US 12,248,747 B2
Device dependent rendering of PDF content
Erik Allan Juhl, København (DK); and Anders Peter Fugmann, Værløse (DK)
Assigned to ISSUU, INC., Palo Alto, CA (US)
Filed by ISSUU, INC., Palo Alto, CA (US)
Filed on Dec. 12, 2023, as Appl. No. 18/537,378.
Application 18/537,378 is a continuation of application No. 17/888,367, filed on Aug. 15, 2022, granted, now 11,842,141.
Application 17/888,367 is a continuation of application No. 17/099,441, filed on Nov. 16, 2020, granted, now 11,416,671, issued on Aug. 16, 2022.

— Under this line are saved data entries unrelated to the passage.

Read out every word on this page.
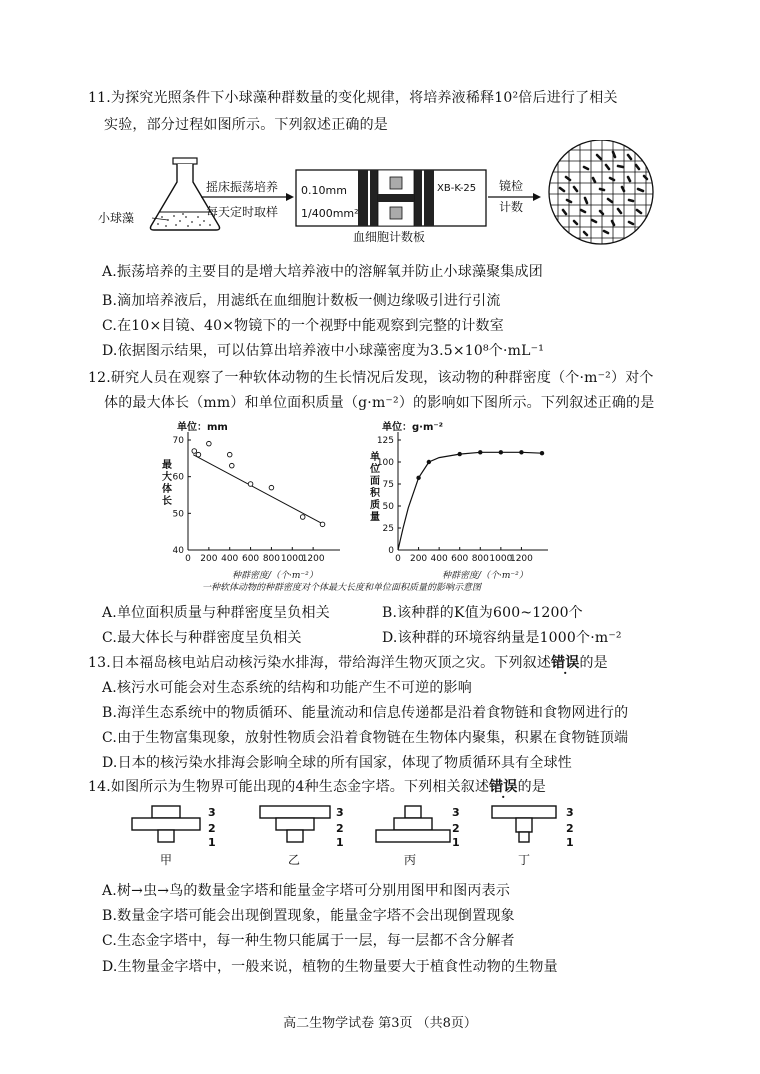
11.为探究光照条件下小球藻种群数量的变化规律，将培养液稀释10²倍后进行了相关
实验，部分过程如图所示。下列叙述正确的是
小球藻
摇床振荡培养
每天定时取样
0.10mm
1/400mm²
XB-K-25
血细胞计数板
镜检
计数
A.振荡培养的主要目的是增大培养液中的溶解氧并防止小球藻聚集成团
B.滴加培养液后，用滤纸在血细胞计数板一侧边缘吸引进行引流
C.在10×目镜、40×物镜下的一个视野中能观察到完整的计数室
D.依据图示结果，可以估算出培养液中小球藻密度为3.5×10⁸个·mL⁻¹
12.研究人员在观察了一种软体动物的生长情况后发现，该动物的种群密度（个·m⁻²）对个
体的最大体长（mm）和单位面积质量（g·m⁻²）的影响如下图所示。下列叙述正确的是
单位：mm
最
大
体
长
0 200 400 600 800 1000
1200
40
50
60
70
种群密度/（个·m⁻²）
单位：g·m⁻²
单
位
面
积
质
量
0 200 400 600 800 1000
1200
0
25
50
75
100
125
种群密度/（个·m⁻²）
一种软体动物的种群密度对个体最大长度和单位面积质量的影响示意图
A.单位面积质量与种群密度呈负相关	B.该种群的K值为600~1200个
C.最大体长与种群密度呈负相关	D.该种群的环境容纳量是1000个·m⁻²
13.日本福岛核电站启动核污染水排海，带给海洋生物灭顶之灾。下列叙述错误的是
A.核污水可能会对生态系统的结构和功能产生不可逆的影响
B.海洋生态系统中的物质循环、能量流动和信息传递都是沿着食物链和食物网进行的
C.由于生物富集现象，放射性物质会沿着食物链在生物体内聚集，积累在食物链顶端
D.日本的核污染水排海会影响全球的所有国家，体现了物质循环具有全球性
14.如图所示为生物界可能出现的4种生态金字塔。下列相关叙述错误的是
3
2
1
甲
3
2
1
乙
3
2
1
丙
3
2
1
丁
A.树→虫→鸟的数量金字塔和能量金字塔可分别用图甲和图丙表示
B.数量金字塔可能会出现倒置现象，能量金字塔不会出现倒置现象
C.生态金字塔中，每一种生物只能属于一层，每一层都不含分解者
D.生物量金字塔中，一般来说，植物的生物量要大于植食性动物的生物量
高二生物学试卷 第3页 （共8页）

Prior Publication US 2024/0119218 A1, Apr. 11, 2024
This patent is subject to a terminal disclaimer.
Int. Cl. G06F 17/00 (2019.01); G06F 40/109 (2020.01); G06F 40/30 (2020.01)
CPC G06F 40/109 (2020.01) [G06F 40/30 (2020.01)] 21 Claims
OG exemplary drawing
 
1. A method of device-dependent display of an article from a PDF file that has multiple columns in at least parts of the article, the method including:
using a library to render the article from the PDF file, including rendering of a plurality of bounding boxes, positioned at on-page coordinates, that contain one or more images and multiple text blocks of glyphs, with font information for the glyphs;
setting a reading order of the article after the rendering, including pulling out text blocks spanning more than half of a width of a page and pulling out images, then reflowing the text blocks to produce the reading order;
merging the text blocks as they appear in the reading order into one or more paragraphs of text using the font information and using starting and ending positions of horizontally arranged text elements in the text blocks to delimit the paragraphs;
inferring semantic information about typographic roles of the paragraphs in the merged text blocks from at least the font information, including font name and font size distribution for sequences of the glyphs; and
causing display of the article in a device-dependent format, including the merged text blocks, using the semantic information and the reading order.